Breaking NewsThe Fallout Is Growing on Trump’s Deals With Law Firms

The Trump administration is on an unbroken losing streak in the courts — 0 for 4 — in its effort to defend President Donald Trump’s executive orders targeting large law firms. And things could get worse — for Trump, and for the law firms that capitulated to him.

It has been several months since the first major law firm brokered a deal with Trump to get out from under an executive order penalizing the firm for conducting work or hiring lawyers that the White House disfavors. Eight firms followed that precedent in order to avoid becoming targeted themselves, ultimately committing a combined total of nearly $1 billion in pro bono legal services to largely unspecified initiatives supported by the Trump administration. Four firms refused to buckle and successfully challenged the orders targeting them in federal district court in Washington, D.C.

Trump’s executive orders and the deals struck by the settling firms have not aged well. The firms that threw in the towel appear to have misjudged the fallout — financial, reputational, political and legal. Meanwhile, the Trump administration has gotten hammered by the judges presiding over the cases challenging the White House, and it’s far from clear the government’s appeal will get a better reception in the higher courts, including the Supreme Court, if it gets there. Furthermore, the deals with the settling firms have so far produced scant results for the Trump administration in concrete terms.

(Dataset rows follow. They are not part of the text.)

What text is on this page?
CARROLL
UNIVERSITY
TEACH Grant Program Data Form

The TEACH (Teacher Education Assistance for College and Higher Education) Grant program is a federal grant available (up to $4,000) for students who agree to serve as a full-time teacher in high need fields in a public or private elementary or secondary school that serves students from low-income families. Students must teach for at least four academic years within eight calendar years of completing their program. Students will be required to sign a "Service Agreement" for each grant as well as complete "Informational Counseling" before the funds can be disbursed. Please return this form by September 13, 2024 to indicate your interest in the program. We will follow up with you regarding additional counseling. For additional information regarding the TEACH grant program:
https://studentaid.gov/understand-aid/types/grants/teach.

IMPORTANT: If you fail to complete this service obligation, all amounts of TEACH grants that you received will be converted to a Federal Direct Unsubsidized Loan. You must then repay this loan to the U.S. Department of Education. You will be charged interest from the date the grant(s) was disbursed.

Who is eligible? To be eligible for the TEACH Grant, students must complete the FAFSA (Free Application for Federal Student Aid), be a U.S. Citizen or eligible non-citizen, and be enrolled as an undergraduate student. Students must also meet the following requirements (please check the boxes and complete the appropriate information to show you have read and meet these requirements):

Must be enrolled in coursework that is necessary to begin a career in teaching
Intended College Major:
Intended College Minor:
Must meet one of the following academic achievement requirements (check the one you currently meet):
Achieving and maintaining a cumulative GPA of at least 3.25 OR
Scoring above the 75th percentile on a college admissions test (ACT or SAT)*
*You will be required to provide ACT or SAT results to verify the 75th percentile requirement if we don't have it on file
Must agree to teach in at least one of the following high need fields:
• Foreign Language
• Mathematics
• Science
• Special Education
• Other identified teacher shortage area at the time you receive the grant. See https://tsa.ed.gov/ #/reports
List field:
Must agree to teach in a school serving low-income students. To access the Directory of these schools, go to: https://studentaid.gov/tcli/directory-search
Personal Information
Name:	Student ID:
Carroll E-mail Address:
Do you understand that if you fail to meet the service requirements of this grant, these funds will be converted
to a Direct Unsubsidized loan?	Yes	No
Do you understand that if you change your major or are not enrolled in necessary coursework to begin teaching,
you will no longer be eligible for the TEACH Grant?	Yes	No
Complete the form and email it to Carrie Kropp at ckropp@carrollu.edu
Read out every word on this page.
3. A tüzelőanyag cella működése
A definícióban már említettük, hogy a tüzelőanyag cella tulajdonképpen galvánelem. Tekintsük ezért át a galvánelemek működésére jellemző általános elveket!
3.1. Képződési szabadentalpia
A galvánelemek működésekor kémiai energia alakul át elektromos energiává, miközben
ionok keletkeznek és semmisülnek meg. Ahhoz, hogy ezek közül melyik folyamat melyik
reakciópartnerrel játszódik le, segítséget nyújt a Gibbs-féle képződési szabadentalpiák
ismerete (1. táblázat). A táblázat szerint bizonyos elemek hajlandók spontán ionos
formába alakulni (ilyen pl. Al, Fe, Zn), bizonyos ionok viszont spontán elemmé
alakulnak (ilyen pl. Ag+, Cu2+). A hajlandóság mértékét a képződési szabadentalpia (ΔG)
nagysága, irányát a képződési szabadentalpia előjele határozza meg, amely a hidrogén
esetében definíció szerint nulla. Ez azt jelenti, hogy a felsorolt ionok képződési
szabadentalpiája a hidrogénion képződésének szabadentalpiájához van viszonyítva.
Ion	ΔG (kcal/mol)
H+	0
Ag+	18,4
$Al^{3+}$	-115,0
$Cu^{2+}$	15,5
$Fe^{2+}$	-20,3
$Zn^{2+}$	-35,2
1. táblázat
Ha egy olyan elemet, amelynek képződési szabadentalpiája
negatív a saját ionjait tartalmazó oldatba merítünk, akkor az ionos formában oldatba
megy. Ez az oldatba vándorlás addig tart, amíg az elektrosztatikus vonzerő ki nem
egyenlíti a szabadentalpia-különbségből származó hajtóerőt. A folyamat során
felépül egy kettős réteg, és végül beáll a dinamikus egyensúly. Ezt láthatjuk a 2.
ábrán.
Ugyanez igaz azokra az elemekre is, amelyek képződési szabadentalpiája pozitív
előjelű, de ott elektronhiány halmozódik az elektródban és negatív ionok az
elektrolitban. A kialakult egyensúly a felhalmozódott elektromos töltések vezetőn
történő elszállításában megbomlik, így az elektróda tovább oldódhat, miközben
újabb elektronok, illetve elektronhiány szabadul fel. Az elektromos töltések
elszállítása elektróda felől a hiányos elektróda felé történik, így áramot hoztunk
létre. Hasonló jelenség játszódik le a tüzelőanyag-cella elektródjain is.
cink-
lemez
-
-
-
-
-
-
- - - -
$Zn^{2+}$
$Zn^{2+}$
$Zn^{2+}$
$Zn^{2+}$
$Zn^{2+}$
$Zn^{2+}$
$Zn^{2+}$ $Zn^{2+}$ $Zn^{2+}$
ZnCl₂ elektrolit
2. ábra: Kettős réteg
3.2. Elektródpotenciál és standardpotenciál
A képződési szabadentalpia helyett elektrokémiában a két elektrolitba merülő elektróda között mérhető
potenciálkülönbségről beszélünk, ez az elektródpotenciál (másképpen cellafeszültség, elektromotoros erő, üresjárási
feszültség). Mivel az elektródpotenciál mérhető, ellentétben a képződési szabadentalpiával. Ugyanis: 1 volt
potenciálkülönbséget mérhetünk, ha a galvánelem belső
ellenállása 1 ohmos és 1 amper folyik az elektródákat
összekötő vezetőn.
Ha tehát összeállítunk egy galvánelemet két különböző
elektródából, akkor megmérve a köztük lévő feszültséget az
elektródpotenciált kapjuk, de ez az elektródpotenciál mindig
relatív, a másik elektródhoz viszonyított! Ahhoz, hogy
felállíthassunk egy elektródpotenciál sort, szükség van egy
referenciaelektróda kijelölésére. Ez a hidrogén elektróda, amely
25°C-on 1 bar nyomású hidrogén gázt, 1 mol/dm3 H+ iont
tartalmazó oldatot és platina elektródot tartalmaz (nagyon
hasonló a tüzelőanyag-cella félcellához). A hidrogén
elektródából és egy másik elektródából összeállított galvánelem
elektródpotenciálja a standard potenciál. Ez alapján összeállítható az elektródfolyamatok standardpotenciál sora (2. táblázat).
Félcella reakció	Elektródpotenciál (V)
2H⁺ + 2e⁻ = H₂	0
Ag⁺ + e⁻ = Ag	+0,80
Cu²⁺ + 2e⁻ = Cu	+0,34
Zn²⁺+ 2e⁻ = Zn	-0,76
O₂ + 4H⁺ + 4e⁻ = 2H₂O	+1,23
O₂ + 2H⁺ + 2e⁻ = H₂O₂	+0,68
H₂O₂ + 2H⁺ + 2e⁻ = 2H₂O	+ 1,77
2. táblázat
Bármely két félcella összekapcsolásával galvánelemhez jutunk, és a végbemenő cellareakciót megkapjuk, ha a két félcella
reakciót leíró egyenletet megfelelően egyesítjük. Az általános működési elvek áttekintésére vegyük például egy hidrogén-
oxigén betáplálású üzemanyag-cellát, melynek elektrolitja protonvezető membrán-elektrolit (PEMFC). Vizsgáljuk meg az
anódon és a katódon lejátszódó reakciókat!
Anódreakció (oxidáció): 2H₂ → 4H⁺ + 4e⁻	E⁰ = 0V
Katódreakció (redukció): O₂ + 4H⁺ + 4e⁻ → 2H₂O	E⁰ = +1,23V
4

Trump may see the episode as a political win, at least in the short term. He has publicly boasted about the deals for months and repeatedly said that he will put the settling firms to work for the administration. But there is no publicly available evidence that this has actually happened. Privately, representatives for three of the settling firms (who were granted anonymity to discuss sensitive internal matters) told me that they have not received any instructions or input from the White House on pro bono matters to take on.